Bedrohungen, vor allem von rechts, haben den Alltag in Kultur und Kommunalpolitik verändert. Manchmal so massiv, dass Betroffene sich nicht mehr retten konnten. Aus Sachsen soll eine Initiative die Rechtsprechung zumindest mit Blick auf politisches Stalking verschärfen.

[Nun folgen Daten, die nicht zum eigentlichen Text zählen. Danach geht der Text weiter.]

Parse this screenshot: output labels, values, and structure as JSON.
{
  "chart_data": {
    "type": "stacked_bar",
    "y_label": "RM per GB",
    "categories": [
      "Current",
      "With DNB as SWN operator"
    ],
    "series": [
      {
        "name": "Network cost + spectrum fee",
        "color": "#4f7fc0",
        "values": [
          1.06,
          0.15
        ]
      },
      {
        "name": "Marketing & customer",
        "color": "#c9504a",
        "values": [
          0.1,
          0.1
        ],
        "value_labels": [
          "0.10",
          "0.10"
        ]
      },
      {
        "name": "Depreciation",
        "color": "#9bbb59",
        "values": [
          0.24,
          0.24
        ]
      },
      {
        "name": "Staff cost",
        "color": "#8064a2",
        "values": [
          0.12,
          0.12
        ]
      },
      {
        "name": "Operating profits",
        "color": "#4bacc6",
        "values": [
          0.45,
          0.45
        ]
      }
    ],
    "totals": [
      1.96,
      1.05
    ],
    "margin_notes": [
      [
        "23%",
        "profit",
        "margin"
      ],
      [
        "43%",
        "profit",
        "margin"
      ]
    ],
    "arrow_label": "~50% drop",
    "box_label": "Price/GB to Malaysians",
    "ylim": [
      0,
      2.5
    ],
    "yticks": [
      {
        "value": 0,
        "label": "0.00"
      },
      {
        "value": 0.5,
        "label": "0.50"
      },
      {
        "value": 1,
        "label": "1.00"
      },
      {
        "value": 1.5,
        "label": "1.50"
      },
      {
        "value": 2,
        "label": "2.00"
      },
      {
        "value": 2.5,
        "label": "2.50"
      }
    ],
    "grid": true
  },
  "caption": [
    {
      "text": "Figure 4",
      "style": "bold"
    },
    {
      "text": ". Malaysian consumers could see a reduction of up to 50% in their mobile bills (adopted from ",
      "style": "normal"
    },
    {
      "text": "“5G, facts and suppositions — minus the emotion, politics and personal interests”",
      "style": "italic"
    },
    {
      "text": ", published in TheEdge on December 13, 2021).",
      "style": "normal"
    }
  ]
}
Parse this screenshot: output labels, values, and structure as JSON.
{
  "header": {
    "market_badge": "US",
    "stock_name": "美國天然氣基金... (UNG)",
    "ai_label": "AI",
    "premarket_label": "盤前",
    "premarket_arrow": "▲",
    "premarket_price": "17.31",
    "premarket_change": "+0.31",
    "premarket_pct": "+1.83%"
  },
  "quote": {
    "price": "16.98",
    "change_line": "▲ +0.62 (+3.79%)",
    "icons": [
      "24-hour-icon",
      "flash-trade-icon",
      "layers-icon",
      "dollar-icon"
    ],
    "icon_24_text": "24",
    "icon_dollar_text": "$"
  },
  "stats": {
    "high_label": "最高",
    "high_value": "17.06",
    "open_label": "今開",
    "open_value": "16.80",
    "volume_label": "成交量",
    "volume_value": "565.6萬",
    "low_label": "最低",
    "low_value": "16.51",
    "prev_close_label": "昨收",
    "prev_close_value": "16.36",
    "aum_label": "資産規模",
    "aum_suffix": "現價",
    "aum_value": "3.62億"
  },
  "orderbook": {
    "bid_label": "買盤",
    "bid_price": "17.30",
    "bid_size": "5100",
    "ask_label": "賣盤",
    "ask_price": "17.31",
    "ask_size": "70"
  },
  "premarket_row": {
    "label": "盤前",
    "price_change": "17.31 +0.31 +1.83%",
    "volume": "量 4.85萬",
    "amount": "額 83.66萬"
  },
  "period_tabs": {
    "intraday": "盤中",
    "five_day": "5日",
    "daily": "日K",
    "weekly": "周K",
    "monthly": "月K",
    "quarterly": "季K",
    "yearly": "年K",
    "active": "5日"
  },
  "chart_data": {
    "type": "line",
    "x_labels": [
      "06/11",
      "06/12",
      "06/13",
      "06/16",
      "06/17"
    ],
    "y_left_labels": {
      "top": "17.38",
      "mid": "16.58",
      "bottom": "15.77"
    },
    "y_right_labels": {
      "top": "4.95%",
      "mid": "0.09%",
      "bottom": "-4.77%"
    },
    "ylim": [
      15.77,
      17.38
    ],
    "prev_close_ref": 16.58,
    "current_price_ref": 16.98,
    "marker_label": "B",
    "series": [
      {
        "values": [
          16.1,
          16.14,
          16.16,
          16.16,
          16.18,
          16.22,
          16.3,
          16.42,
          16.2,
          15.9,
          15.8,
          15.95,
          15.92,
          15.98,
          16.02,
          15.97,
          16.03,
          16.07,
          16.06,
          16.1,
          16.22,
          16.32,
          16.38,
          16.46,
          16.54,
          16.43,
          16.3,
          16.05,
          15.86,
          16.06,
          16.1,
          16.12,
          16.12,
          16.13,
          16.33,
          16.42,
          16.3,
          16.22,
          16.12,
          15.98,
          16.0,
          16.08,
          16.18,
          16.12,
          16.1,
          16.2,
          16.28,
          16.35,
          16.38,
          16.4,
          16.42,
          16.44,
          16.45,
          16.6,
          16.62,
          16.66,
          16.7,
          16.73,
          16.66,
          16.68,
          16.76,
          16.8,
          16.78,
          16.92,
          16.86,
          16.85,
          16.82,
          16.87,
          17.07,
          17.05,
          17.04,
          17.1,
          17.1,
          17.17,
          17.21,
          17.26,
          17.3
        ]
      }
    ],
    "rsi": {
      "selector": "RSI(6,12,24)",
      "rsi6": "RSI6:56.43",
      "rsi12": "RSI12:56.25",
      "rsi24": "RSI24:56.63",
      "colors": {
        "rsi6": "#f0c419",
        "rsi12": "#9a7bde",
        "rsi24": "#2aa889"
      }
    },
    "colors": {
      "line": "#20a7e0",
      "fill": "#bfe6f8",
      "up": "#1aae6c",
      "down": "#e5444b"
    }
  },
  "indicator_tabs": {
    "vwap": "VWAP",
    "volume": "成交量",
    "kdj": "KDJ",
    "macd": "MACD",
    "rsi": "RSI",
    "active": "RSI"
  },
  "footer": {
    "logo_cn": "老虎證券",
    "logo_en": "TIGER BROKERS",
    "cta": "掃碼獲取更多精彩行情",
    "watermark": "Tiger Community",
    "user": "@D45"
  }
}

Der Umgang miteinander ist rauer geworden, darüber herrscht in Deutschland weitgehend Einigkeit. Während sich das in Berlin vor allem in den Debatten niederschlägt, fühlt sich die Verrohung in Kultur und Kommunalem oft längst nicht mehr nur besorgniserregend, sondern ganz konkret bedrohlich an. Der Heinrich-Böll-Stiftung berichteten vor zwei Jahren 60 Prozent der „befragten kommunalen Repräsentant*innen (…) von eigenen Erfahrungen mit Beleidigungen, Bedrohungen oder tätlichen Übergriffen.“ Der Messerangriff auf die Kölner Oberbürgermeisterin Henriette Reker (parteilos) 2015 oder der Mord am Kasseler Regierungspräsidenten Walter Lübcke (CDU) 2019 zeigen, wie weit die Eskalation reichen kann. In beiden Fällen verübten Rechtsextreme die Taten.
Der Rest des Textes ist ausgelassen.